Bill Schubart has lived with his family in Vermont since 1947. He writes about Vermont in fiction, humor and opinion pieces.
Schubart was born in New York City in 1945. His father, who was serving as an officer in the Navy, died in the Philippines in World War II before his son was born. His widow moved with her newborn son to Vermont in 1947, where he was educated in Morrisville Public Schools, Phillips Exeter Academy, Kenyon College and the University of Vermont. Schubart’s great uncle was the renowned photographer and champion of impressionist art, Alfred Stieglitz. Schubart is fluent in French language and culture which he taught before entering communications as an entrepreneur. He writes and speaks extensively on the media and other civic issues and has written as well for Current. He has spoken at numerous industry and media events including Book Expo. Schubart is a regular commentator on Vermont Public Radio.
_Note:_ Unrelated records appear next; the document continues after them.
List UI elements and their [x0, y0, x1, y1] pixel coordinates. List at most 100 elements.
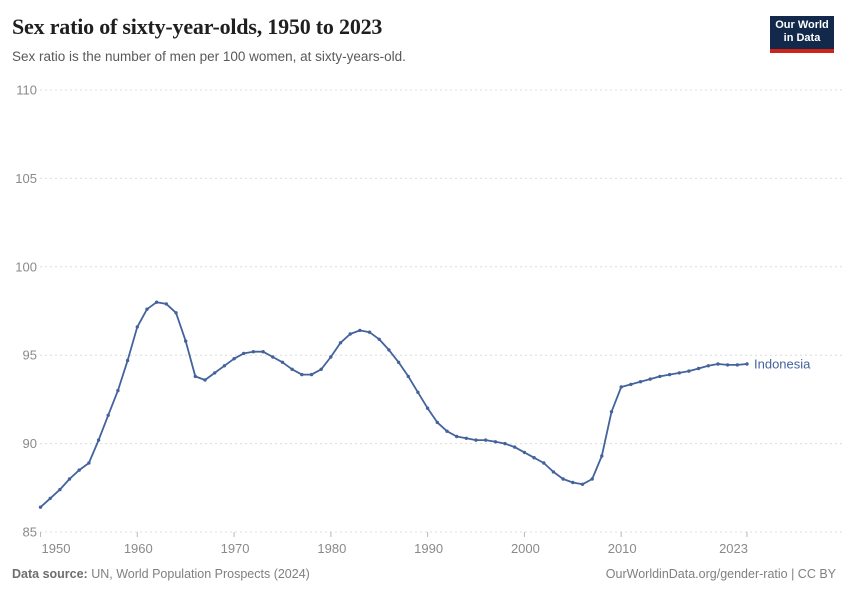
data-source-label: Data source:	[12, 567, 88, 581]
data-point	[580, 482, 585, 486]
chart-footer: Data source: UN, World Population Prospe…	[12, 567, 836, 581]
chart-title: Sex ratio of sixty-year-olds, 1950 to 20…	[12, 14, 383, 39]
data-point	[464, 436, 468, 440]
data-point	[590, 477, 594, 481]
y-tick-label: 95	[23, 348, 37, 363]
x-tick-label: 1990	[414, 541, 443, 556]
data-source-note: Data source: UN, World Population Prospe…	[12, 567, 310, 581]
data-point	[416, 390, 420, 394]
data-point	[203, 378, 207, 382]
data-point	[445, 429, 449, 433]
series-label-indonesia[interactable]: Indonesia	[754, 357, 811, 372]
data-point	[396, 360, 401, 364]
data-point	[619, 385, 623, 389]
x-tick-label: 2023	[719, 541, 748, 556]
data-point	[493, 440, 498, 444]
x-tick-label: 1980	[317, 541, 346, 556]
data-point	[377, 337, 381, 341]
data-point	[503, 441, 507, 446]
y-tick-label: 105	[15, 171, 37, 186]
data-point	[542, 461, 546, 465]
data-point	[551, 470, 556, 474]
x-tick-label: 2010	[608, 541, 637, 556]
data-point	[87, 461, 91, 465]
data-point	[38, 505, 43, 509]
data-point	[561, 477, 565, 481]
owid-logo-line1: Our World	[775, 19, 829, 31]
x-tick-label: 1960	[124, 541, 153, 556]
data-point	[193, 374, 197, 379]
data-point	[319, 367, 323, 371]
data-point	[106, 413, 110, 417]
data-point	[58, 487, 62, 492]
chart-subtitle: Sex ratio is the number of men per 100 w…	[12, 49, 406, 64]
data-point	[687, 369, 691, 373]
data-source-text: UN, World Population Prospects (2024)	[87, 567, 310, 581]
data-point	[600, 454, 604, 458]
data-point	[648, 377, 652, 381]
y-tick-label: 85	[23, 525, 37, 540]
data-point	[48, 496, 52, 501]
data-point	[232, 357, 236, 361]
data-point	[677, 371, 681, 375]
data-point	[338, 341, 343, 345]
data-point	[164, 302, 168, 306]
data-point	[116, 388, 120, 393]
data-point	[174, 311, 178, 315]
data-point	[455, 434, 459, 439]
data-point	[251, 350, 256, 354]
data-point	[658, 374, 662, 379]
data-point	[406, 374, 410, 379]
data-point	[609, 410, 614, 414]
data-point	[329, 355, 333, 359]
data-point	[96, 438, 101, 442]
y-tick-label: 110	[16, 83, 37, 98]
data-point	[213, 371, 217, 375]
data-point	[348, 332, 352, 336]
data-point	[154, 300, 159, 304]
data-point	[532, 456, 536, 460]
data-point	[716, 362, 720, 366]
data-point	[290, 367, 294, 371]
footer-link[interactable]: OurWorldinData.org/gender-ratio | CC BY	[605, 567, 836, 581]
data-point	[309, 372, 314, 377]
data-point	[484, 438, 488, 442]
data-point	[271, 355, 275, 359]
data-point	[242, 351, 246, 356]
data-point	[745, 362, 749, 366]
data-point	[145, 307, 149, 311]
y-tick-label: 90	[23, 436, 37, 451]
data-point	[300, 372, 304, 377]
data-point	[367, 330, 372, 334]
data-point	[706, 364, 710, 368]
data-point	[77, 468, 81, 472]
data-point	[280, 360, 285, 364]
series-line-indonesia[interactable]	[39, 301, 748, 508]
owid-logo-line2: in Data	[783, 32, 821, 44]
data-point	[667, 372, 672, 377]
data-point	[474, 438, 478, 442]
data-point	[696, 366, 701, 371]
data-point	[735, 363, 739, 367]
data-point	[629, 382, 633, 387]
data-point	[725, 363, 730, 367]
data-point	[135, 325, 139, 329]
x-tick-label: 1950	[42, 541, 71, 556]
data-point	[435, 420, 439, 425]
data-point	[571, 480, 575, 485]
x-tick-label: 2000	[511, 541, 540, 556]
data-point	[184, 339, 188, 343]
data-point	[222, 364, 227, 368]
x-tick-label: 1970	[221, 541, 250, 556]
data-point	[67, 477, 72, 481]
data-point	[125, 358, 130, 363]
owid-logo[interactable]: Our World in Data	[770, 16, 834, 53]
data-point	[387, 348, 391, 352]
data-point	[358, 328, 362, 333]
data-point	[261, 350, 265, 354]
data-point	[638, 380, 643, 384]
data-point	[522, 450, 527, 455]
y-tick-label: 100	[15, 259, 37, 274]
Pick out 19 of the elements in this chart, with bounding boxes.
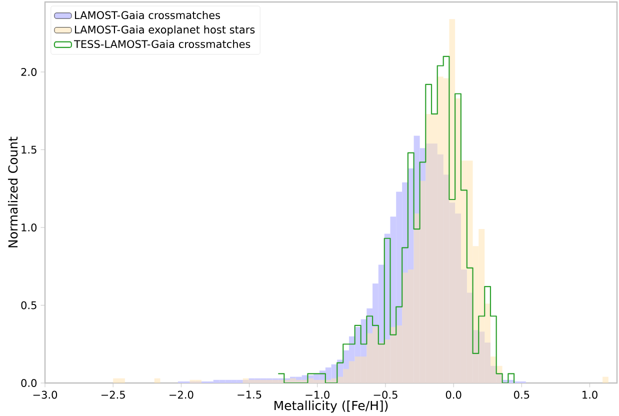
x-tick-label: 0.5 xyxy=(514,390,530,399)
x-tick-label: 1.0 xyxy=(582,390,598,399)
y-tick-label: 0.5 xyxy=(21,301,36,310)
y-tick-label: 1.5 xyxy=(22,146,36,154)
legend-label: LAMOST-Gaia exoplanet host stars xyxy=(75,25,255,36)
x-tick-label: −0.5 xyxy=(374,390,398,399)
y-tick-label: 1.0 xyxy=(22,224,37,232)
x-axis-title: Metallicity ([Fe/H]) xyxy=(274,400,388,413)
y-axis-title: Normalized Count xyxy=(8,136,18,248)
legend-label: TESS-LAMOST-Gaia crossmatches xyxy=(74,40,250,48)
y-tick-label: 2.0 xyxy=(21,68,37,76)
x-tick-label: −1.5 xyxy=(238,390,262,399)
x-tick-label: −1.0 xyxy=(306,390,330,399)
x-tick-label: −2.0 xyxy=(170,390,194,399)
y-tick-label: 0.0 xyxy=(21,379,37,387)
x-tick-label: 0.0 xyxy=(446,390,462,399)
x-tick-label: −3.0 xyxy=(33,390,58,399)
x-tick-label: −2.5 xyxy=(101,390,125,399)
legend-label: LAMOST-Gaia crossmatches xyxy=(75,10,220,20)
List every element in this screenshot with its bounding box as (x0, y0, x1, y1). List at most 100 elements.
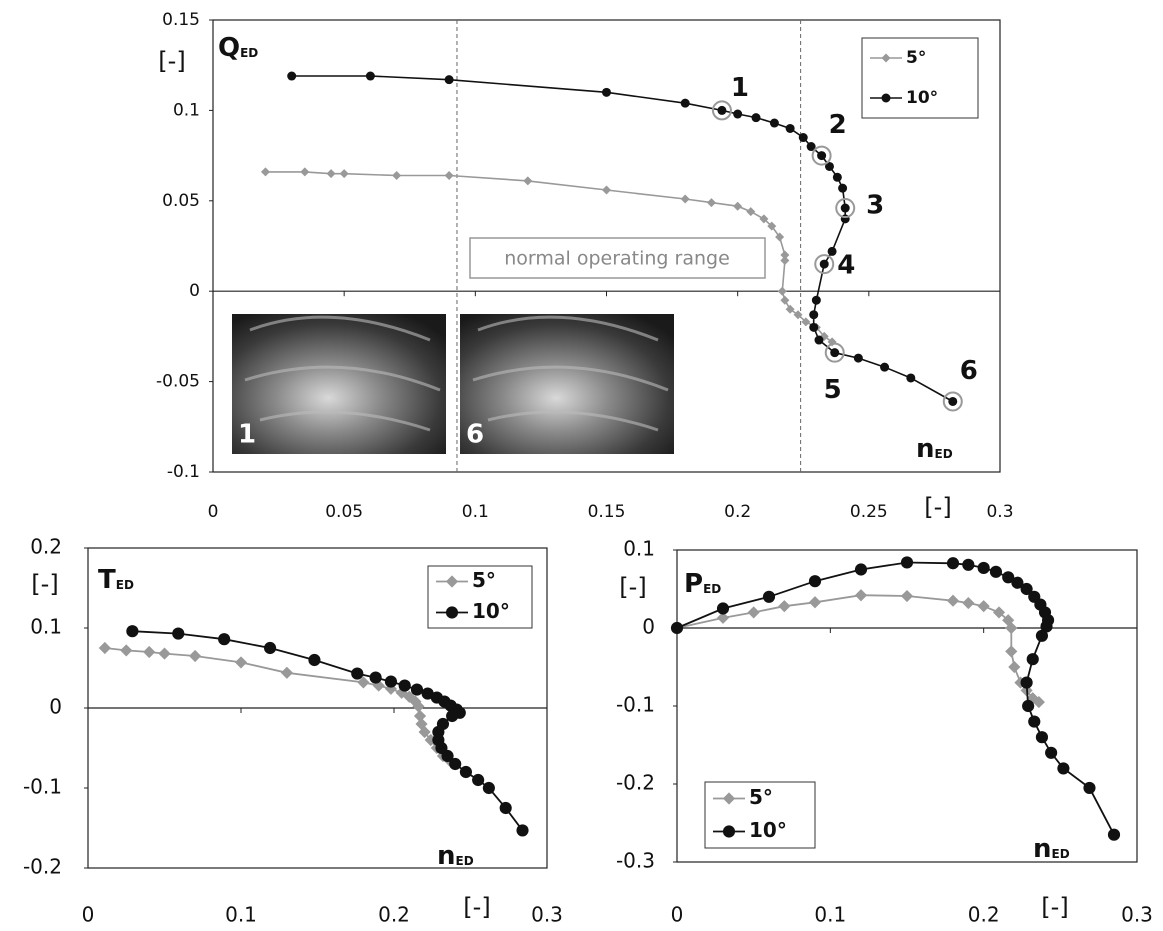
x-axis-label: nED (437, 841, 474, 871)
marker (472, 773, 485, 787)
marker (602, 87, 611, 97)
marker (260, 167, 270, 177)
marker (793, 310, 803, 320)
legend: 5°10° (427, 565, 533, 629)
point-label: 1 (731, 73, 749, 103)
marker (840, 203, 850, 213)
marker (421, 687, 434, 700)
y-tick-label: -0.3 (616, 849, 655, 873)
marker (785, 123, 795, 133)
marker (1002, 614, 1015, 627)
marker (670, 621, 684, 635)
marker (801, 317, 811, 327)
marker (369, 671, 382, 684)
x-tick-label: 0.3 (1121, 903, 1153, 927)
marker (1020, 582, 1033, 596)
y-tick-label: -0.05 (156, 372, 200, 392)
marker (1020, 676, 1033, 689)
marker (1008, 660, 1021, 674)
legend-label: 10° (749, 818, 787, 842)
marker (751, 113, 761, 123)
marker (977, 600, 990, 613)
legend-box (704, 781, 816, 849)
marker (444, 75, 454, 85)
marker (1040, 620, 1053, 633)
y-axis-label-sub: ED (240, 46, 258, 60)
marker (326, 169, 336, 179)
marker (482, 781, 495, 795)
marker (830, 348, 840, 358)
x-tick-label: 0.05 (325, 502, 363, 522)
marker (189, 649, 202, 663)
marker (1011, 576, 1024, 589)
marker (418, 725, 431, 739)
marker (1005, 621, 1018, 635)
x-tick-label: 0.2 (724, 502, 751, 522)
x-axis-label-sub: ED (935, 447, 953, 461)
legend-label: 5° (906, 48, 926, 68)
marker (1032, 696, 1045, 709)
marker (1057, 762, 1070, 775)
y-axis-label-main: Q (218, 33, 240, 63)
marker (798, 133, 808, 143)
marker (962, 596, 975, 610)
y-tick-label: 0.15 (162, 10, 200, 30)
marker (767, 221, 777, 231)
marker (762, 590, 776, 603)
marker (854, 563, 868, 576)
marker (403, 690, 416, 703)
y-tick-label: 0.1 (173, 100, 200, 120)
marker (445, 575, 459, 588)
x-tick-label: 0 (208, 502, 219, 522)
marker (777, 286, 787, 296)
annotation-box (469, 237, 766, 279)
marker (308, 653, 321, 667)
marker (1028, 715, 1041, 728)
marker (395, 686, 408, 699)
point-highlight (711, 100, 732, 121)
y-axis-label-main: P (684, 569, 703, 599)
y-tick-label: -0.2 (616, 771, 655, 795)
marker (602, 185, 611, 195)
marker (263, 641, 277, 655)
marker (158, 647, 171, 660)
x-unit: [-] (1041, 893, 1068, 921)
marker (780, 295, 790, 305)
marker (962, 558, 975, 571)
marker (722, 792, 736, 805)
x-axis-label-main: n (437, 841, 456, 871)
marker (1026, 653, 1039, 666)
y-axis-label-main: T (98, 565, 116, 595)
marker (716, 602, 730, 615)
y-tick-label: -0.1 (23, 775, 62, 799)
marker (716, 611, 730, 624)
y-tick-label: 0 (189, 281, 200, 301)
marker (234, 656, 248, 669)
marker (809, 322, 819, 332)
marker (989, 565, 1003, 578)
marker (814, 335, 824, 345)
y-unit: [-] (31, 570, 58, 598)
marker (780, 250, 790, 260)
marker (706, 198, 716, 208)
legend-box (861, 37, 979, 119)
marker (747, 606, 760, 619)
marker (746, 207, 756, 217)
x-tick-label: 0.1 (814, 903, 846, 927)
marker (881, 93, 891, 103)
photo-detail (244, 315, 441, 432)
y-tick-label: -0.1 (616, 693, 655, 717)
y-axis-label-sub: ED (703, 582, 721, 596)
marker (775, 232, 785, 242)
y-tick-label: 0.05 (162, 191, 200, 211)
marker (172, 627, 185, 640)
marker (444, 170, 454, 180)
marker (759, 214, 769, 224)
x-unit: [-] (924, 493, 951, 521)
marker (881, 53, 891, 63)
plot-frame (212, 19, 1001, 473)
marker (778, 600, 791, 613)
legend-label: 5° (749, 785, 773, 809)
marker (409, 695, 422, 708)
marker (384, 675, 398, 688)
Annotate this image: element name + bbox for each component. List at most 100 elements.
Schubart’s interests include poetry, photography, stone gardening, food preparation, classical and primitive music. He lives in Hinesburg, Vermont, with his wife Katherine, a writer. He has three sons, Bill, Peter and Steven and a daughter Anna, as well as a stepson Guy and a stepdaughter Phoebe.
A wholly new collection of Lamoille Stories from Vermont author, Bill Schubart. Many of the original characters in the 2008 edition like Jeeter, Pete, Theron and Lila are back in this new set of stories. - Hiding his beer from his wife, Willy discovers that if he buries a 12 oz. bottle of Old Fitzgerald beer in the woods, in time it'll grow into a quart.
I grew up in a small town in Lamoille County in Northern Vermont. In our largely French Canadian family, I heard countless stories. TV came late to our home so family and community entertainments often took the form of well-told stories. The characters, eccentrics, and misadventures that make up these stories live in me today.
This is a work of fiction based on the lives of The Reverend Baybie Hoover and her Deaconess of Music and dear friend, Virginia Brown. In 1976, Philo Records recorded an album of Baybie and Virginia (Philo 1019) and several of us became immersed in the narrative of their extraordinarily courageous lives.
Panhead is an exploration of hill farm life in Vermont in the sixties. Paul and Glenda are growing up on a small hill farm on the spine of Mt. Pisgah above the Northeast Kingdom's legendary Lake Willoughby.They keep close to each other and have a shared sense that their way of life is coming to an end.